Do firestore security rules provide access to documents by default?

0
votes

I am trying to write security rules for my Firestore-based app and I am confused as to whether access to documents/collections in Firestore is the default (meaning that I need to write rules to specifically forbid access to any documents in the cases where I should limit access) or if access to documents is not the default (meaning that I need to write rules to specifically allow access in the cases where I want to enable access)?

From the firestore documentation I read this:

Every database request from a Cloud Firestore mobile/web client library is evaluated against your security rules before reading or writing any data. If the rules deny access to any of the specified document paths, the entire request fails.

From this, it seems that all documents are accessible by default but I am not certain and wanted to ask.

Any clarification would be greatly appreciated! ????

2
firebasegoogle-cloud-firestorefirebase-security
AFAIK the collections and documents are not accessible by default. While you opt to use firestore as database in project, it lets you select 2 modes of security rules i.e Start in locked mode, Make your database private by denying all reads and writes and another Start in test mode, Get set up quickly by allowing all reads and writes to your database. By selecting any one of these mode, you'll end up setting security rules.Mohammed Farhan

2 Answers

7
votes

Access is denied if not explicitly granted by any rule. That means that collections that are not matched by any explicitly declared path or wild-card pattern will not be accessible.

The first match statement is the mandatory /databases/{database}/ pattern and syntactically you must declare at least 1 allow statement within the match clause. So by default, a locked database will look like this

service cloud.firestore {
  match /databases/{database}/documents {
    match /{document=**} {
      allow read, write: if false;
    }
  }
}

Because omitting the if false would grant access to everything.

When you start declaring specific rules for collections, you will implicitly deny access to collections and path patterns that are not explicitly granted access.
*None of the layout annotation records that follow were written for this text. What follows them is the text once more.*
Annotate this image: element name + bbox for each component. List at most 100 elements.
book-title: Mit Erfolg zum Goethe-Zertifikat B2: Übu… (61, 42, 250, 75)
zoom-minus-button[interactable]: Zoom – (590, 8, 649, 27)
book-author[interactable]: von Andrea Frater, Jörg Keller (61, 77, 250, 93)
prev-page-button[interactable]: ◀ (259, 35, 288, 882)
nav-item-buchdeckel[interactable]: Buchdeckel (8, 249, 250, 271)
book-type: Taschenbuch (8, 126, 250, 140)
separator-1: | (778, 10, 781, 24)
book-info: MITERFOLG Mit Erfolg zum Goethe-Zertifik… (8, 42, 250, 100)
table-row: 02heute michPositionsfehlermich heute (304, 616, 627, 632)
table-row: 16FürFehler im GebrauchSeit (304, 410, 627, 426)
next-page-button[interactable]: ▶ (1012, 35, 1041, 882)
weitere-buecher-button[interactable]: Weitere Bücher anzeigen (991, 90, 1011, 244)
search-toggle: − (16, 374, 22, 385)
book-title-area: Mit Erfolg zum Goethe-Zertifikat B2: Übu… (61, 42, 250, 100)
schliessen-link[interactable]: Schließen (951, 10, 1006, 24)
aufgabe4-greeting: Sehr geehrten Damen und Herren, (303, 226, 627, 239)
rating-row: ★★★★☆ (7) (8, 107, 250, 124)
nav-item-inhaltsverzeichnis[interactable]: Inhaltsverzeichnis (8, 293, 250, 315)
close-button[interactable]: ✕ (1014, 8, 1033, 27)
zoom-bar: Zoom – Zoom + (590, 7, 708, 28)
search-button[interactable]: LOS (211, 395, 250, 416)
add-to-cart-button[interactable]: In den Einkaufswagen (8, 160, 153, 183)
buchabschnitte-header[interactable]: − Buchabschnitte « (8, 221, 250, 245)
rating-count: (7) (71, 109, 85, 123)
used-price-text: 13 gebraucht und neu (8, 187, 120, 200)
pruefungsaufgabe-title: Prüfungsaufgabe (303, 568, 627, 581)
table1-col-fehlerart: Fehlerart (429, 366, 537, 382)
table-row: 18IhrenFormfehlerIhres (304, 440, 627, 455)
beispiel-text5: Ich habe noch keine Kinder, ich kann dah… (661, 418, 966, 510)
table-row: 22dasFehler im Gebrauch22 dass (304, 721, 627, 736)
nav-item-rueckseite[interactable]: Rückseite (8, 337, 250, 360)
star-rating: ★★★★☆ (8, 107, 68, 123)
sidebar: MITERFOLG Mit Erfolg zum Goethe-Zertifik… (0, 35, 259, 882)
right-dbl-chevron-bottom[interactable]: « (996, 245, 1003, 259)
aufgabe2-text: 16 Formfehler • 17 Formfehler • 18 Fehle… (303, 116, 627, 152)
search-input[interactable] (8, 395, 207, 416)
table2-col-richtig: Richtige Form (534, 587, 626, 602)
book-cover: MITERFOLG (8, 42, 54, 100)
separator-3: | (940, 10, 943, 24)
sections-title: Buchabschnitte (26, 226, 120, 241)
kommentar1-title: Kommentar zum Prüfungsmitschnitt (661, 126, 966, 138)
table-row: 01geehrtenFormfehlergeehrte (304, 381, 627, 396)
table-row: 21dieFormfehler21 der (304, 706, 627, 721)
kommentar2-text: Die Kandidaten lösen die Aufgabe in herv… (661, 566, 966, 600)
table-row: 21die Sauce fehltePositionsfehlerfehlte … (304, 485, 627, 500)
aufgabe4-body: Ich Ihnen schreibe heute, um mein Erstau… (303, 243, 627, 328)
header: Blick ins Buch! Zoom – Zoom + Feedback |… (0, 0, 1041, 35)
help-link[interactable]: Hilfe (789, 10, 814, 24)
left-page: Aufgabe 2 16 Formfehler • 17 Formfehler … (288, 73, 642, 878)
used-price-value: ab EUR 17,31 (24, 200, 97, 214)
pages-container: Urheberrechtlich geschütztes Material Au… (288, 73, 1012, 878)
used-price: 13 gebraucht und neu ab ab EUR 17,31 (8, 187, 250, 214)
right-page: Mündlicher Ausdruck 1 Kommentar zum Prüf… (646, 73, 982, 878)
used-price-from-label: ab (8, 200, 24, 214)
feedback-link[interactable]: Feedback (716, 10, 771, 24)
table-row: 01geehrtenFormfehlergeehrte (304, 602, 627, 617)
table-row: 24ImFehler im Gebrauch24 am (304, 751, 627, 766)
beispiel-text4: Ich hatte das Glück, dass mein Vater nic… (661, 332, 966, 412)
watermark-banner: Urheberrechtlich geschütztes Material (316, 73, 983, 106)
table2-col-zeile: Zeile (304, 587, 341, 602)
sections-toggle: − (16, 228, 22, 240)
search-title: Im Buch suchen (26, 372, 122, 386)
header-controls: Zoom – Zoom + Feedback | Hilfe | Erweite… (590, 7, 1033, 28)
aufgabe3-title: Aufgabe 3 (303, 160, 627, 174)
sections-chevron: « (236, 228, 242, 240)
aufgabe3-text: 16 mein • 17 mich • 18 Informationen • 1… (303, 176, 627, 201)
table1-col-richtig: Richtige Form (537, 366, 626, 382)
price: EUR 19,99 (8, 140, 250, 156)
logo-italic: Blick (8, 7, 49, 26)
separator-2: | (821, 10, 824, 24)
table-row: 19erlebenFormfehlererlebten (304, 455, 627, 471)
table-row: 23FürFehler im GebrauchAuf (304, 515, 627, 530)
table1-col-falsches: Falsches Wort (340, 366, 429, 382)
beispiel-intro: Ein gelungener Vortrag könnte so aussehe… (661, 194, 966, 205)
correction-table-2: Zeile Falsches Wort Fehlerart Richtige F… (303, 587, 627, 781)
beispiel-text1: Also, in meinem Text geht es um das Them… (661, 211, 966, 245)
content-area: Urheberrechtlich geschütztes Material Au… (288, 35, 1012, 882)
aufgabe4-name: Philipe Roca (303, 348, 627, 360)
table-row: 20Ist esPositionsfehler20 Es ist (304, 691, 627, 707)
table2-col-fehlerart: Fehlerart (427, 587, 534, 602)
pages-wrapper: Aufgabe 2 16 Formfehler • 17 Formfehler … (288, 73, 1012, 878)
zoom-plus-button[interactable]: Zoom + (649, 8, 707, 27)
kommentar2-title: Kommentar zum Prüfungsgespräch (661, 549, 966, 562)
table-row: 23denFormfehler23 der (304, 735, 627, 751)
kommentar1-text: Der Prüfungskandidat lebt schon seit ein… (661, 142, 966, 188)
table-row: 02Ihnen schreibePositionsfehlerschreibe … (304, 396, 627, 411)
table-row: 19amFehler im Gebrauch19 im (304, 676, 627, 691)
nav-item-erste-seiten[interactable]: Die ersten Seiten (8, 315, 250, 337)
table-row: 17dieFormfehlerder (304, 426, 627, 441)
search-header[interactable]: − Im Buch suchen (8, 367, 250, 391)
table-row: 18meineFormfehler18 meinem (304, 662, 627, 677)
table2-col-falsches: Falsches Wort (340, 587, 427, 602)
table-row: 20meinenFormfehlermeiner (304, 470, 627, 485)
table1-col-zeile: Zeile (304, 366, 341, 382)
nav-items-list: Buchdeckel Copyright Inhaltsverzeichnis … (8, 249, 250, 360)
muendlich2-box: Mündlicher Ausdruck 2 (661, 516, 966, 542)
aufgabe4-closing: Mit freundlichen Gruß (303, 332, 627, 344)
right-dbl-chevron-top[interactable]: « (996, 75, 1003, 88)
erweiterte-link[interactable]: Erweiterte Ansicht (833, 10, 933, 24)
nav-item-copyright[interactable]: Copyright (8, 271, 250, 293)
The easiest way to confirm that is to test it with the built in rules simulator in Firebase console.

enter image description here

0
votes

You can test this for yourself pretty easily in the console simulator. Adjust the rules so that only a certain collection is protected in some way, then try to simulate any access anywhere else at all. All reads and writes will be rejected.

You have to allow access to a document at some point in order for a mobile client to access it. Once you do that, you can not reject access to that document on any other condition for any other rule for the same access.

So the general rule is: a user can't access anything by default, but once they have any rule that allows access, it can not be rejected again by some other rule.